The set and frozensets types also implemented with a hash table, except that each bucket holds only a reference to the element.

* Set elements must be hashable objects.
* Sets have a significant memory overhead.
* Membership testing is very efficient.
* Element ordering depends on the insertion order.
* Adding elements to set may change the order of other elements.

## Chapter Summary

Dictionaries are a keystone of Python.
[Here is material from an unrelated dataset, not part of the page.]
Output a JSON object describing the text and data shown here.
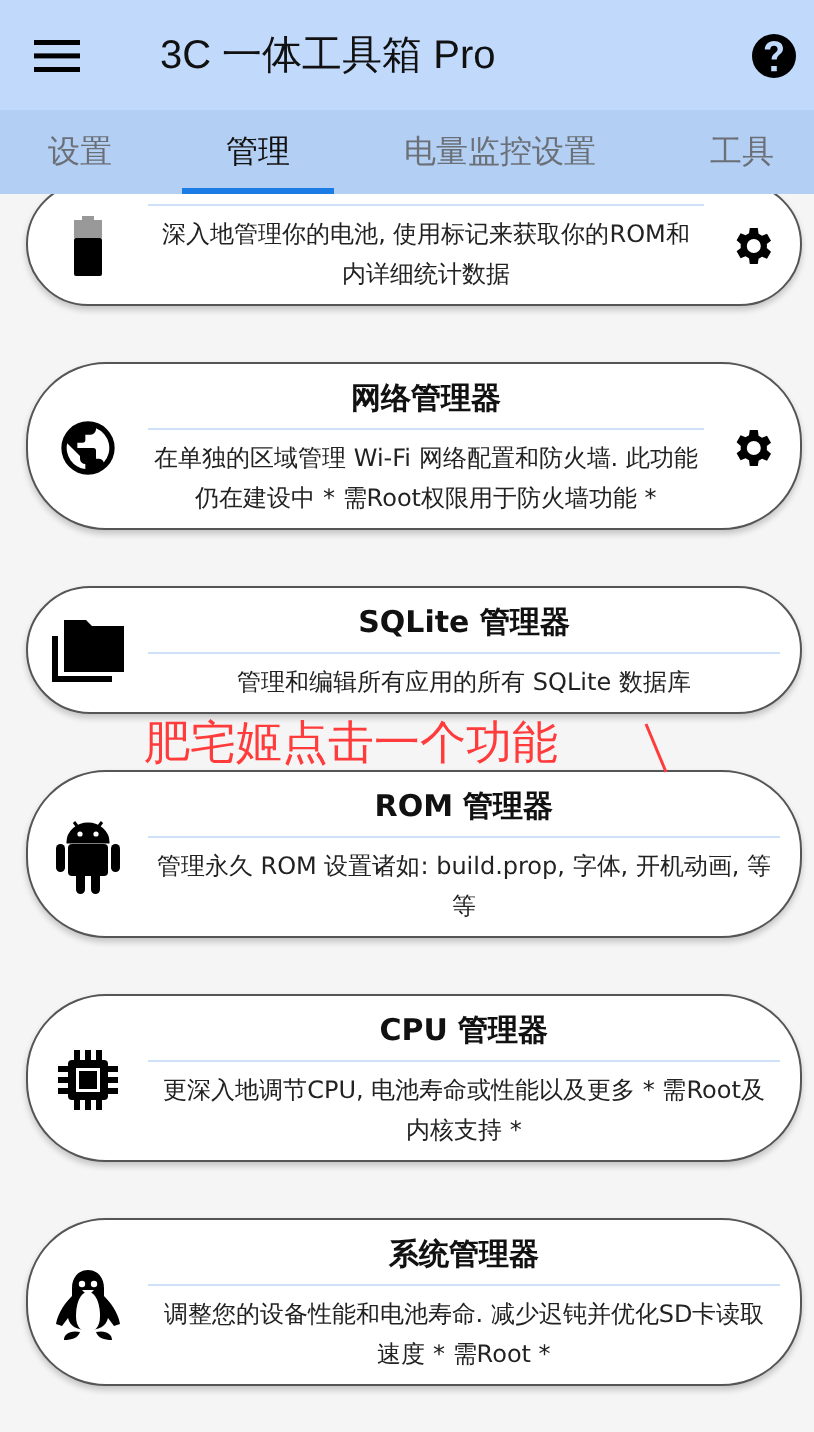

Beyond the basic dict, the standard library offers handy, ready-to-use specialized mappings like `defaultdict`, `OrderDict`, `Counter`,  and `ChinaMap`, all defined in the collections module. The same module also provides the easy-to-extend UserDcit class.

Two powerful methods in available in most mappings are `setdefault` and `update`. The default method is used update items holding mutable values to avoid redundant searches for the same key. The `update` method allows bulk insertion or overwritting of items from any other mapping.

**A clever hook in the mapping API is the `__missing__` method, which lets you customize what happens when a key is not found.**

The `collections.abc` moudle provides the `Mapping` and `MutableMapping` abstract base classes for reference and type checking. The little-known `MappingProxyType` from the types moudle creates immutable mappings.

The hash table implementation underlying dict and set is extremely fast. Understanding its logic explains why items are unordered and may even reordered behind our backs.